ところがここからすごいのが将棋ペンクラブで、仕切り直しとなったのに、ほとんどの会員が新規の注文をしない。これでは、追加料金なしで居座ってしまった形である。私はウーロン茶を頼んだが、気が気でなかった。
上野五段-Kun戦もKun氏の勝ち。将棋ペンクラブもなかなかの手練れがそろっている。
私と上野五段は、部屋の隅のところで隣り合わせになっている。「ところで…」と上野五段が私に切り出し、しばし政治の話になった。
腹を割って話し合う。お互い唸るところもあり、実に有意義な時間となった。
ところで上野五段は現在、順位戦C級2組で降級点2つ。今期の成績も3勝6敗で、3月に行われる最終局に敗れると、フリークラス行きとなる。
そんな大事な時期にこのような会に顔を出していいのかと思うが、私は「最終局を指す時は小便チビリませんか?」とアホなことを訊いている。
しかし上野五段は、
「いえ、それほどでも…。いつもどおりです」
と平静だった。
最終局は阿部光瑠四段とらしい。なかなか難敵だが、上野五段のこと、ギリギリで助かってくれるだろう(しかし結果は、周知のとおり)。
上野五段はここで退席。しかし将棋ペンクラブが指導対局料を払った形跡はなかった。さすが将棋ペンクラブ、「貧乏は強い」のであった。
「魚百」の延長は1時間前後だったろうか。この分の会計は1,890円。あまりにも安すぎて、申し訳ない気持ちだった。
2次会も用意されており、それはこの近くの居酒屋で行うようだった。現在は午後8時20分。いまから飛んで帰れば9時からの2時間ドラマに間に合うのだが、まあここはみなに付き合う一手だろう。

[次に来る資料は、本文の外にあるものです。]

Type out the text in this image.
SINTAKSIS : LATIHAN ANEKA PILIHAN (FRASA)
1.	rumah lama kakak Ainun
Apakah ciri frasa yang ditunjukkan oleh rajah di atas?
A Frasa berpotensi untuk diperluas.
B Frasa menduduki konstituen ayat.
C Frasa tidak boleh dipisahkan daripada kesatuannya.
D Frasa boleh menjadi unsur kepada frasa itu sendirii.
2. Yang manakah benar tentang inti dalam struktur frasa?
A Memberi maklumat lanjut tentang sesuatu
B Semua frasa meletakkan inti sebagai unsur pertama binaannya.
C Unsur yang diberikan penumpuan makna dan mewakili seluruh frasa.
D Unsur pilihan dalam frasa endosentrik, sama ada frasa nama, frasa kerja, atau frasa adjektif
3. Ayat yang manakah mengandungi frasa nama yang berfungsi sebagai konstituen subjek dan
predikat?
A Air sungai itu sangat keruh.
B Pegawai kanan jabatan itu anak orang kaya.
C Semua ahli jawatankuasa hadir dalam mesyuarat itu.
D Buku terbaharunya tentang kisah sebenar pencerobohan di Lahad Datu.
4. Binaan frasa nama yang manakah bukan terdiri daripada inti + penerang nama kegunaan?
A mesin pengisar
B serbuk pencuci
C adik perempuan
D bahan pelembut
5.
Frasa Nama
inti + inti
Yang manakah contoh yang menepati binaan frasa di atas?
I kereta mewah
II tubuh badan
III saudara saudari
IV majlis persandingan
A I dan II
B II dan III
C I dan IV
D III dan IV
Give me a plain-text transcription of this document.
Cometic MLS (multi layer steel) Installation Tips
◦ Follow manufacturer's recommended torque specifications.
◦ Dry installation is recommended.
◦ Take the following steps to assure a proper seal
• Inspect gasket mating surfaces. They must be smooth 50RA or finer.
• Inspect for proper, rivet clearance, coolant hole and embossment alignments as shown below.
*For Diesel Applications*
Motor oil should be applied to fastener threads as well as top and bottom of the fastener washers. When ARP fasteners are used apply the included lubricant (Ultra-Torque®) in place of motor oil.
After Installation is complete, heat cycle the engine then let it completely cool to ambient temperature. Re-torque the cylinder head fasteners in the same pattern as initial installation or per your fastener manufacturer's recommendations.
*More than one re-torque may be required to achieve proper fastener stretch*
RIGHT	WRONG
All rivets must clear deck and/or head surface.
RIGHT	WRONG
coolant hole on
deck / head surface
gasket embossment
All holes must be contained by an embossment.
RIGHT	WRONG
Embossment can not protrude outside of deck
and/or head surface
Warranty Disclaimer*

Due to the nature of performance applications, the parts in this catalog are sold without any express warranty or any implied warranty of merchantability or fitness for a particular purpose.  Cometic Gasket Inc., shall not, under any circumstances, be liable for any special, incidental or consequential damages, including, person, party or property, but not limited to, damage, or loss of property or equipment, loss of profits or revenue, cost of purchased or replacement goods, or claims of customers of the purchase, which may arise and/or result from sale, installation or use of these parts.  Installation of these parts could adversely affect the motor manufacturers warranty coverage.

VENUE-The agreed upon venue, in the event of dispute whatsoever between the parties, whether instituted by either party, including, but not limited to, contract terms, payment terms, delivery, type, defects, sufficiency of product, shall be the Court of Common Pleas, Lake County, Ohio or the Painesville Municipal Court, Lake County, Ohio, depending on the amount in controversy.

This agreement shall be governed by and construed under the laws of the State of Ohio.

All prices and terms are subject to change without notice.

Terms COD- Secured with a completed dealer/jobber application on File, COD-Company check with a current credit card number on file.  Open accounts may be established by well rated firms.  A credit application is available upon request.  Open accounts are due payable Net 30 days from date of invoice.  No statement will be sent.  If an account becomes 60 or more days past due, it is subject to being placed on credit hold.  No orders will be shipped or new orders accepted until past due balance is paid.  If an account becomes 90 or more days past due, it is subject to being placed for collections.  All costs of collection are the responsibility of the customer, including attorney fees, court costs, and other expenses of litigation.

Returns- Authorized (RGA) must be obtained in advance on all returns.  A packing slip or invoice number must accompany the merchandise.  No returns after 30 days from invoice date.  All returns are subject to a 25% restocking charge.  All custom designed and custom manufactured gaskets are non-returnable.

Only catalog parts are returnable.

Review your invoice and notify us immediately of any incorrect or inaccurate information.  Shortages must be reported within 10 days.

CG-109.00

M氏はそのまま退席し、6人で飲むことになった。居酒屋に入るが、テーブルが空いていない。人数だけ告げ、表でしばし待つ。
と、H氏も帰宅の意を示した。というわけで、2次会の参加者は、A氏、Kun氏、Oh氏、Og氏、私の5人となった。
6人掛けのテーブルに座る。なぜかお通しが6人分出てきたが、まずは全員飲み物を頼んで、乾杯。
と、早速テーブルに将棋盤を出して、将棋が始まった。やっぱりこの人たち、将棋バカだ…。
ポテトフライが2人分運ばれてきた。しかしA氏が怪訝な顔をしている。A氏はポテトサラダを頼んだらしい。この店、よくいえば鷹揚、悪くいえばいい加減、という感じか。
Oh氏が、「大沢さんは(日本語のほかに)何語をしゃべれるの?」と言う。ずいぶん唐突である。いや私は、日本語のほかには何もしゃべれませんよ。
聞くと、Oh氏はKeio大学の出身で、英語がペラペラ。自分が二カ国語をしゃべれるから、私たち大学出も何語かをしゃべれると独り合点していたのだ。やはり成人男子たるもの、英語ぐらいしゃべらねばダメなのだろうか…。
将棋は▲Kun-△Og戦(先後はうろ覚え)になっている。Og氏がだいぶいいと思ったが、結果はKun氏の勝ち。感想戦では、ずっと先手有利で推移していたようだ。
ただ▲6五銀・6六歩、△6二玉・6三金・7五馬の局面で、Og氏が△6六馬と歩を取ったので、▲6四歩が痛打になった。△6六馬では△6四歩▲5六銀を入れてから△6六馬なら、後手が十分だったのではなかろうか。
その後も将棋盤を中心に、将棋談議に花が咲いた。
ここは1時間半あまりでお開き。個別の精算のときに一点だけ腑に落ちないことがあったが、まあそこはそれ、実に楽しい将棋ペンクラブ将棋会であった。